Certainly, it would be ludicrous if Major League Baseball required all players from Virginia to play on "Team Virginia." Wouldn’t the big states like California have an incredibly unfair advantage? “Why should the Olympics follow such a faulty model? All of this of course assumes that teams are necessary at all, which isn’t even necessarily the case.
Along with the jettisoning of national teams would naturally be the total destruction of the flag ceremonies. Is there any more banal Olympic ritual than the playing of the national anthems? Give the athletes their medals and then talk about the athletes. They’re the ones who deserve the credit. Why shift the focus to a national state’s tacky little folk song?
All of this would have the added benefit of rendering the national "medal counts" a pointless exercise.
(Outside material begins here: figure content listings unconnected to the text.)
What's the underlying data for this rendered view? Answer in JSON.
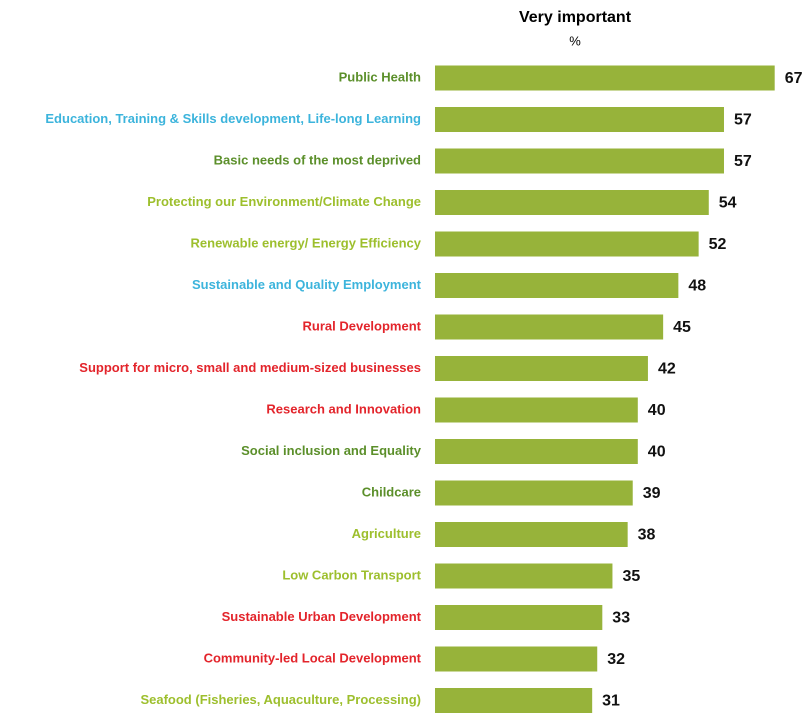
{
  "chart_data": {
    "type": "hbar",
    "title": "Very important",
    "subtitle": "%",
    "categories": [
      "Public Health",
      "Education, Training & Skills development, Life-long Learning",
      "Basic needs of the most deprived",
      "Protecting our Environment/Climate Change",
      "Renewable energy/ Energy Efficiency",
      "Sustainable and Quality Employment",
      "Rural Development",
      "Support for micro, small and medium-sized businesses",
      "Research and Innovation",
      "Social inclusion and Equality",
      "Childcare",
      "Agriculture",
      "Low Carbon Transport",
      "Sustainable Urban Development",
      "Community-led Local Development",
      "Seafood (Fisheries, Aquaculture, Processing)"
    ],
    "values": [
      67,
      57,
      57,
      54,
      52,
      48,
      45,
      42,
      40,
      40,
      39,
      38,
      35,
      33,
      32,
      31
    ],
    "color": "#97b33a",
    "category_colors": [
      "#5b8f2a",
      "#3cb4dc",
      "#5b8f2a",
      "#9dbf2d",
      "#9dbf2d",
      "#3cb4dc",
      "#e3242b",
      "#e3242b",
      "#e3242b",
      "#5b8f2a",
      "#5b8f2a",
      "#9dbf2d",
      "#9dbf2d",
      "#e3242b",
      "#e3242b",
      "#9dbf2d"
    ]
  }
}
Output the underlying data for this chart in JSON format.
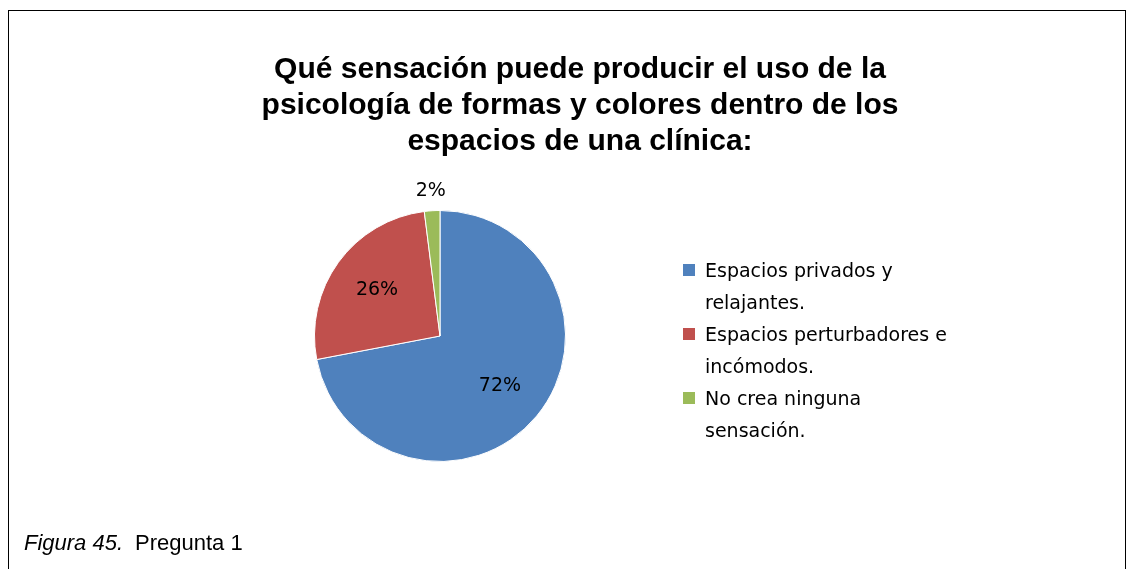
{
  "chart_data": {
    "type": "pie",
    "title": "Qué sensación puede producir el uso de la psicología de formas y colores dentro de los espacios de una clínica:",
    "categories": [
      "Espacios privados y relajantes.",
      "Espacios perturbadores e incómodos.",
      "No crea ninguna sensación."
    ],
    "values": [
      72,
      26,
      2
    ],
    "colors": [
      "#4f81bd",
      "#c0504d",
      "#9bbb59"
    ],
    "value_labels": [
      "72%",
      "26%",
      "2%"
    ],
    "legend": "right",
    "annotations": [
      "Figura 45.",
      "Pregunta 1"
    ]
  }
}
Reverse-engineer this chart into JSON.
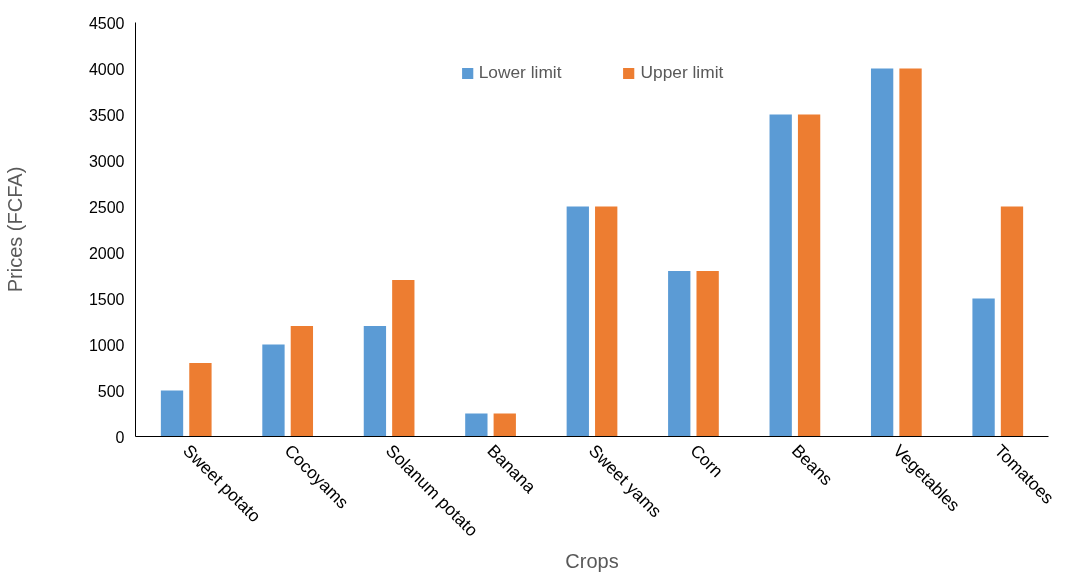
{
  "chart_data": {
    "type": "bar",
    "xlabel": "Crops",
    "ylabel": "Prices (FCFA)",
    "categories": [
      "Sweet potato",
      "Cocoyams",
      "Solanum potato",
      "Banana",
      "Sweet yams",
      "Corn",
      "Beans",
      "Vegetables",
      "Tomatoes"
    ],
    "series": [
      {
        "name": "Lower limit",
        "color": "#5b9bd5",
        "values": [
          500,
          1000,
          1200,
          250,
          2500,
          1800,
          3500,
          4000,
          1500
        ]
      },
      {
        "name": "Upper limit",
        "color": "#ed7d31",
        "values": [
          800,
          1200,
          1700,
          250,
          2500,
          1800,
          3500,
          4000,
          2500
        ]
      }
    ],
    "ylim": [
      0,
      4500
    ],
    "yticks": [
      0,
      500,
      1000,
      1500,
      2000,
      2500,
      3000,
      3500,
      4000,
      4500
    ],
    "grid": false,
    "legend": "top"
  }
}
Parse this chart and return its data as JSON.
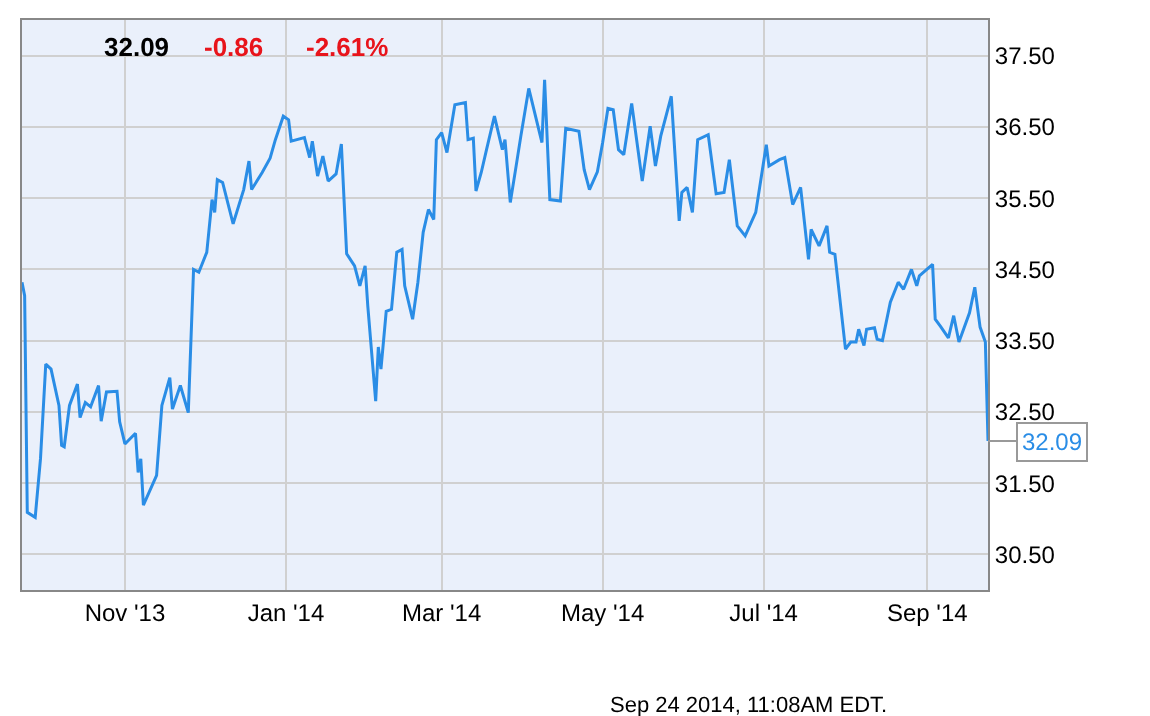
{
  "chart_data": {
    "type": "line",
    "x": [
      "2013-09-23",
      "2013-09-24",
      "2013-09-25",
      "2013-09-28",
      "2013-09-30",
      "2013-10-02",
      "2013-10-04",
      "2013-10-07",
      "2013-10-08",
      "2013-10-09",
      "2013-10-11",
      "2013-10-14",
      "2013-10-15",
      "2013-10-17",
      "2013-10-19",
      "2013-10-22",
      "2013-10-23",
      "2013-10-25",
      "2013-10-29",
      "2013-10-30",
      "2013-11-01",
      "2013-11-05",
      "2013-11-06",
      "2013-11-07",
      "2013-11-08",
      "2013-11-13",
      "2013-11-15",
      "2013-11-18",
      "2013-11-19",
      "2013-11-22",
      "2013-11-25",
      "2013-11-27",
      "2013-11-29",
      "2013-12-02",
      "2013-12-04",
      "2013-12-05",
      "2013-12-06",
      "2013-12-08",
      "2013-12-12",
      "2013-12-16",
      "2013-12-18",
      "2013-12-19",
      "2013-12-23",
      "2013-12-26",
      "2013-12-28",
      "2013-12-31",
      "2014-01-02",
      "2014-01-03",
      "2014-01-08",
      "2014-01-10",
      "2014-01-11",
      "2014-01-13",
      "2014-01-15",
      "2014-01-17",
      "2014-01-20",
      "2014-01-22",
      "2014-01-24",
      "2014-01-27",
      "2014-01-29",
      "2014-01-31",
      "2014-02-01",
      "2014-02-04",
      "2014-02-05",
      "2014-02-06",
      "2014-02-08",
      "2014-02-10",
      "2014-02-12",
      "2014-02-14",
      "2014-02-15",
      "2014-02-18",
      "2014-02-20",
      "2014-02-22",
      "2014-02-24",
      "2014-02-26",
      "2014-02-27",
      "2014-03-01",
      "2014-03-03",
      "2014-03-06",
      "2014-03-10",
      "2014-03-11",
      "2014-03-13",
      "2014-03-14",
      "2014-03-16",
      "2014-03-18",
      "2014-03-21",
      "2014-03-24",
      "2014-03-25",
      "2014-03-27",
      "2014-03-29",
      "2014-03-31",
      "2014-04-03",
      "2014-04-08",
      "2014-04-09",
      "2014-04-11",
      "2014-04-15",
      "2014-04-17",
      "2014-04-22",
      "2014-04-24",
      "2014-04-26",
      "2014-04-29",
      "2014-05-01",
      "2014-05-03",
      "2014-05-05",
      "2014-05-07",
      "2014-05-09",
      "2014-05-12",
      "2014-05-16",
      "2014-05-19",
      "2014-05-21",
      "2014-05-23",
      "2014-05-27",
      "2014-05-30",
      "2014-05-31",
      "2014-06-02",
      "2014-06-04",
      "2014-06-06",
      "2014-06-10",
      "2014-06-13",
      "2014-06-16",
      "2014-06-18",
      "2014-06-21",
      "2014-06-24",
      "2014-06-28",
      "2014-07-02",
      "2014-07-03",
      "2014-07-07",
      "2014-07-09",
      "2014-07-12",
      "2014-07-15",
      "2014-07-18",
      "2014-07-19",
      "2014-07-22",
      "2014-07-25",
      "2014-07-26",
      "2014-07-28",
      "2014-08-01",
      "2014-08-03",
      "2014-08-05",
      "2014-08-06",
      "2014-08-08",
      "2014-08-09",
      "2014-08-12",
      "2014-08-13",
      "2014-08-15",
      "2014-08-18",
      "2014-08-21",
      "2014-08-23",
      "2014-08-26",
      "2014-08-28",
      "2014-08-29",
      "2014-09-03",
      "2014-09-04",
      "2014-09-06",
      "2014-09-09",
      "2014-09-11",
      "2014-09-13",
      "2014-09-17",
      "2014-09-19",
      "2014-09-21",
      "2014-09-23",
      "2014-09-24"
    ],
    "series": [
      {
        "color": "#2a8de6",
        "values": [
          34.32,
          34.13,
          31.09,
          31.02,
          31.84,
          33.17,
          33.1,
          32.59,
          32.03,
          32.01,
          32.59,
          32.89,
          32.42,
          32.63,
          32.57,
          32.87,
          32.37,
          32.78,
          32.79,
          32.36,
          32.05,
          32.2,
          31.65,
          31.84,
          31.19,
          31.61,
          32.59,
          32.98,
          32.54,
          32.87,
          32.49,
          34.5,
          34.46,
          34.74,
          35.48,
          35.3,
          35.76,
          35.72,
          35.14,
          35.62,
          36.02,
          35.62,
          35.86,
          36.06,
          36.32,
          36.65,
          36.6,
          36.3,
          36.35,
          36.07,
          36.3,
          35.81,
          36.09,
          35.74,
          35.84,
          36.26,
          34.72,
          34.55,
          34.27,
          34.55,
          33.99,
          32.65,
          33.41,
          33.1,
          33.91,
          33.94,
          34.74,
          34.78,
          34.27,
          33.8,
          34.32,
          35.02,
          35.34,
          35.2,
          36.32,
          36.42,
          36.14,
          36.81,
          36.84,
          36.32,
          36.34,
          35.6,
          35.86,
          36.18,
          36.65,
          36.18,
          36.32,
          35.44,
          35.9,
          36.37,
          37.04,
          36.28,
          37.16,
          35.48,
          35.46,
          36.48,
          36.44,
          35.9,
          35.62,
          35.87,
          36.28,
          36.76,
          36.74,
          36.18,
          36.11,
          36.83,
          35.74,
          36.51,
          35.95,
          36.37,
          36.93,
          35.18,
          35.58,
          35.65,
          35.3,
          36.32,
          36.39,
          35.56,
          35.58,
          36.04,
          35.11,
          34.97,
          35.3,
          36.25,
          35.95,
          36.04,
          36.07,
          35.41,
          35.65,
          34.64,
          35.06,
          34.83,
          35.11,
          34.74,
          34.71,
          33.38,
          33.48,
          33.48,
          33.66,
          33.43,
          33.66,
          33.68,
          33.52,
          33.5,
          34.04,
          34.32,
          34.22,
          34.5,
          34.27,
          34.41,
          34.57,
          33.8,
          33.7,
          33.54,
          33.85,
          33.48,
          33.89,
          34.25,
          33.69,
          33.48,
          32.09
        ]
      }
    ],
    "xlim": [
      "2013-09-23",
      "2014-09-24"
    ],
    "xticks": [
      {
        "value": "2013-11-01",
        "label": "Nov '13"
      },
      {
        "value": "2014-01-01",
        "label": "Jan '14"
      },
      {
        "value": "2014-03-01",
        "label": "Mar '14"
      },
      {
        "value": "2014-05-01",
        "label": "May '14"
      },
      {
        "value": "2014-07-01",
        "label": "Jul '14"
      },
      {
        "value": "2014-09-01",
        "label": "Sep '14"
      }
    ],
    "ylim": [
      30,
      38
    ],
    "yticks": [
      {
        "value": 30.5,
        "label": "30.50"
      },
      {
        "value": 31.5,
        "label": "31.50"
      },
      {
        "value": 32.5,
        "label": "32.50"
      },
      {
        "value": 33.5,
        "label": "33.50"
      },
      {
        "value": 34.5,
        "label": "34.50"
      },
      {
        "value": 35.5,
        "label": "35.50"
      },
      {
        "value": 36.5,
        "label": "36.50"
      },
      {
        "value": 37.5,
        "label": "37.50"
      }
    ],
    "grid": true,
    "annotations": [
      "32.09",
      "-0.86",
      "-2.61%",
      {
        "text": "32.09",
        "x": "2014-09-24",
        "y": 32.09
      },
      "Sep 24 2014, 11:08AM EDT."
    ]
  }
}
And why not allow corporate sponsorships and some recognition of the organizations that pay for most of the athletes to train most of the time? Toyota’s logo was pasted everywhere during the 2007 track and field World Championships. Somehow, the world did not come to an end. The IOC is obsessed with the idea that it is above everything like sponsorships and commercialism, but it is actually just in denial about what is necessary to keep quality athletics going.
The IOC should also prohibit jingoistic displays in Olympic logos and materials. The Soviets and the Americans raised this to an art form. In 1980, the logo for the games was a stylized picture of a Stalin-era skyscraper, all in red of course, and the mascot was a Russian-Soviet bear named Misha. Even all five Olympic rings were rendered in red. The Americans followed suit in 1984 with a logo composed of red, white, and blue stars and a mascot named "Sam the Olympic Eagle" who was nothing more than a bald eagle dressed like Uncle Sam. Not allowing the Olympics to become an advertising vehicle for the local national government, would be a step in the right direction.
And finally, the IOC should stop inviting any heads of state to participate in Olympic rituals, events, ceremonies, or any other official function. Why, oh why, were we forced to endure a segment with Bob Costas interviewing George W. Bush right in the middle of the games? Do we care what Bush thinks about the Olympics and about athletics? We shouldn’t.
When the games are handed over from one country to the next, no national flags should be flown, and no heads of state should be involved. If governments must be involved, let the mayors of the host cities do everything, and fly only the municipal flags. The proposition that "America" hosted the 1996 Olympics or that "Italy" hosted the 2006 winter games is thoroughly unconvincing. Was the average resident of Rome directly impacted by Turin’s hosting of the games? Probably not. Being a host city should be a local matter.
Conclusion
Adopting all of these measures would go a long way toward insulating the Olympics against the political games that produce disasters like the boycotts of the 1980’s, while confirming that the Olympics are really about the athletes and not about international relations.
The idea that the Olympics are public property and that the IOC must toe the line on various social and political trends has done great harm to the athletes as well as the viewers who tune in to watch athletic competitions.
Sometimes, the best thing an organization can do with the state is ignore it. Cutting out heads of state and national flags and medal counts and all those other pieces that make the Olympics about national teams rather than the athletes will only make the Olympics more relevant to younger viewers while distancing the games from the minds of pundits and politicians who think that the Olympic games are just another enterprise waiting to be "improved" by governments and their friends.